Senator Debbie Stabenow (D-MI) and Agriculture Secretary Tom Vilsack paid a visit to the International Food Protection Training Institute (IFPTI) in Battle Creek, Michigan Monday to highlight the institute’s contribution to food safety.

The institute uses the first-ever national food protection curriculum to train food protection professionals at all levels of government, in an effort to standardized food safety practices.  Since IFTPI launched in 2009, it has trained over 1,700 highly skilled food safety inspectors from 49 states.

“The International Food Protection Training Institute has made Battle Creek the national leader in food safety,” said Stabenow, who was instrumental in launching the project, which receives funding from the U.S. Food and Drug Administration.
“The training being done at the Institute is preparing thousands of food safety professionals who are on the front lines protecting our food supply and keeping our families safe,” added Stabenow.

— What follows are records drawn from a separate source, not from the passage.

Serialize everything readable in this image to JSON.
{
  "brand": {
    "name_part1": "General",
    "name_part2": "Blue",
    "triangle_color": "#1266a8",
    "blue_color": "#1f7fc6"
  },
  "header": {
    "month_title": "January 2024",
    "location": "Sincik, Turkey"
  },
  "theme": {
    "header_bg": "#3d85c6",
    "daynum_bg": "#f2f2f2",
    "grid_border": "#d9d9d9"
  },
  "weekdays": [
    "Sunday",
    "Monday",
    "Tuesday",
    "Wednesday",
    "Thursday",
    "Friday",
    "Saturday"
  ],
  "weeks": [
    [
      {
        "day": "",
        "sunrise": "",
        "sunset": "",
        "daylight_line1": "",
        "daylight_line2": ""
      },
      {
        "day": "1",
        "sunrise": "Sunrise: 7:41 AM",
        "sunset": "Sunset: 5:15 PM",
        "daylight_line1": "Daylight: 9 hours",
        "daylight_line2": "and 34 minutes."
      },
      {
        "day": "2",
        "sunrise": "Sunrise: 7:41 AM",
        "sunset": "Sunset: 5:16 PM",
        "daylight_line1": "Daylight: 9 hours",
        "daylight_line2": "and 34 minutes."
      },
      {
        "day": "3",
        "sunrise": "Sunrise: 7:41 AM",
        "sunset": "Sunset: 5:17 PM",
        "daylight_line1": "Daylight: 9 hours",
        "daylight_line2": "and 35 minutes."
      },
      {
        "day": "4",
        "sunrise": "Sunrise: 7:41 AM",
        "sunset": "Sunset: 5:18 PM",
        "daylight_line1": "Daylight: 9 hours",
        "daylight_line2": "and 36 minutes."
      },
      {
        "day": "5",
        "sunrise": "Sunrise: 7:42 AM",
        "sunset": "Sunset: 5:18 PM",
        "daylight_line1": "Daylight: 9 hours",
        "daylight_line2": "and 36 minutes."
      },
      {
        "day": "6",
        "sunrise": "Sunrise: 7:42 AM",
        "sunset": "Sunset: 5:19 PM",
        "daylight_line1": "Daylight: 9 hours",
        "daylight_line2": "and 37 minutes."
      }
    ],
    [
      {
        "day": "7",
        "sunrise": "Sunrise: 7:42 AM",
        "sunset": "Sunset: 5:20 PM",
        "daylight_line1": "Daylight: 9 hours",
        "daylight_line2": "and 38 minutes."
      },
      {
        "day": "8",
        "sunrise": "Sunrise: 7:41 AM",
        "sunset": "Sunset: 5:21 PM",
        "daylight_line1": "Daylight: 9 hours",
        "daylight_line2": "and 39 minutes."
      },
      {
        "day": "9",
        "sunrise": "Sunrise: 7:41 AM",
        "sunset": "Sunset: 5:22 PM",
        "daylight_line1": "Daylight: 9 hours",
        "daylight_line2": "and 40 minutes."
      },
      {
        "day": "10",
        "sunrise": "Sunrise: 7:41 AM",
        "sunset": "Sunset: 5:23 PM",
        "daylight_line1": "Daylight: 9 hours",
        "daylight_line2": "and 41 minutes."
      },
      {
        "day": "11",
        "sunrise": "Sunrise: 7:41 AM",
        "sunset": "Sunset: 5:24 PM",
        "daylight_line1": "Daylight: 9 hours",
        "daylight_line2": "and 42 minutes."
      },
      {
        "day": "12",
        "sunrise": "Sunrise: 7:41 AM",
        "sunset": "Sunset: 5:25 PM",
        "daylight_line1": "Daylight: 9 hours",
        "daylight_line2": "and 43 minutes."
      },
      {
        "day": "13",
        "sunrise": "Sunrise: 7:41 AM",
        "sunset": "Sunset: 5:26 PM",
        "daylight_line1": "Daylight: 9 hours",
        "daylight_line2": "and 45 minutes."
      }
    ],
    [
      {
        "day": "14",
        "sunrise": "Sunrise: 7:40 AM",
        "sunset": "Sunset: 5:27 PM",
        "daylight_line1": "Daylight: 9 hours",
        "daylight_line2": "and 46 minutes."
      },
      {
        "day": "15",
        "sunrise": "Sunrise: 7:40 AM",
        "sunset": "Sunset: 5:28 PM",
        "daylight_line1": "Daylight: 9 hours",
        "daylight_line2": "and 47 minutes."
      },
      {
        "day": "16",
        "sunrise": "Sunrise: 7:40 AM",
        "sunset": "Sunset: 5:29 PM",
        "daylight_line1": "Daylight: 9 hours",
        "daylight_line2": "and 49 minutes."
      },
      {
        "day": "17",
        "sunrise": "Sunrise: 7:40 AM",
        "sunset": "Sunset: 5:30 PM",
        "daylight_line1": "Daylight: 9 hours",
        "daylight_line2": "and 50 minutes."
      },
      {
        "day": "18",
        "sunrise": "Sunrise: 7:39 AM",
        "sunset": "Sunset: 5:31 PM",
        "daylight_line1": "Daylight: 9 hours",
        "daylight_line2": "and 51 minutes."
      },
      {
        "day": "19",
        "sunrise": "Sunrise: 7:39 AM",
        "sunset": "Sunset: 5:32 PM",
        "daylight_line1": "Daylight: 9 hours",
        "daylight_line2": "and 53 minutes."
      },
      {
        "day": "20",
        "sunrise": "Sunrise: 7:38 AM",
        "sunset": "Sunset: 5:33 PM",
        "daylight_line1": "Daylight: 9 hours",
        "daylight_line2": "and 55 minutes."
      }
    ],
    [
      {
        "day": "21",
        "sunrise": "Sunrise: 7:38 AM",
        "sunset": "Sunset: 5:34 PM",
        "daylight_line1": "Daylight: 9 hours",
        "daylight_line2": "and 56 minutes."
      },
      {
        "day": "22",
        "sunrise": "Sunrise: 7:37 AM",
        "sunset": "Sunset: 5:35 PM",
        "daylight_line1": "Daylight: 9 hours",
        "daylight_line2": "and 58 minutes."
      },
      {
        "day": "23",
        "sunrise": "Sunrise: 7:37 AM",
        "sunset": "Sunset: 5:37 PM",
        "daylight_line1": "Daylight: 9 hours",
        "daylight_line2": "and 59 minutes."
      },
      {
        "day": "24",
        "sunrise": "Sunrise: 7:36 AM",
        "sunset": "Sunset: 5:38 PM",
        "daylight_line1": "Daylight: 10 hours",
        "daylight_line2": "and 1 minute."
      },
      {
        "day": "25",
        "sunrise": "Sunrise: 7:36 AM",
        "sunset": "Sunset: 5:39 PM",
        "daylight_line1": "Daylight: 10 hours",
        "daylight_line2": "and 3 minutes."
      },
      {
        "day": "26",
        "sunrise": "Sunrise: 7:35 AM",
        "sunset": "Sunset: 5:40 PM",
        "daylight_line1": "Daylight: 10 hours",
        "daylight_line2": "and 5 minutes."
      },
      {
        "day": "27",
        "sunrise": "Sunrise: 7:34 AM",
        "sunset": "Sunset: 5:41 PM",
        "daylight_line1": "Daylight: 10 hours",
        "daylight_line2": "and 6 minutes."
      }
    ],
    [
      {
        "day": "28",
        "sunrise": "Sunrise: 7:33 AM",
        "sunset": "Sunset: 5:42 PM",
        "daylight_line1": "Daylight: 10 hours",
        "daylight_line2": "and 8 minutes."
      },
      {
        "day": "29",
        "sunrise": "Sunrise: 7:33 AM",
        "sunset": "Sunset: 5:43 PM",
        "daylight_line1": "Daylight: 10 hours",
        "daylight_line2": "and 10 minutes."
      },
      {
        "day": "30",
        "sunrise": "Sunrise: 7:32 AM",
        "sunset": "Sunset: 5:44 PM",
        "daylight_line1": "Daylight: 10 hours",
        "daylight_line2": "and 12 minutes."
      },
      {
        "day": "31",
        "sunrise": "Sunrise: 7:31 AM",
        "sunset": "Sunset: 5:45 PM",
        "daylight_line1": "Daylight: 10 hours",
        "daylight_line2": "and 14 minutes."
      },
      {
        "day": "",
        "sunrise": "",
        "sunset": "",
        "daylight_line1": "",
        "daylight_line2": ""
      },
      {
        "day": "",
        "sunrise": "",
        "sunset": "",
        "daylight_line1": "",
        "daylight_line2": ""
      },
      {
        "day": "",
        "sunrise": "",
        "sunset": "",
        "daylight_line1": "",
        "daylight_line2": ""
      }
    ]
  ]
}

“We are grateful for the commitment that Senator Stabenow and Secretary Vilsack have made to protect the nation’s food supply,” said Dr. Julia Bradsher, president and CEO of the Global Food Protection Institute, the global project that established IFPTI. “Training programs, delivered at IFPTI, are essential to ensuring that food protection agencies have the skills they need to identify and prevent potential risks.”
Jerry Wojtala, IFPTI’s executive director, told Food Safety News last year that the institute aims to help implement the FDA Food Safety Modernization Act, which emphasizes the need for greater coordination on the state, local, and federal levels.

“We think it’s important to integrate state and local agencies in a national food safety system, and really the only way you can assure that integration is successful is to assess and to train,” said Wojtala. “We really think training is one of the key components in integration.”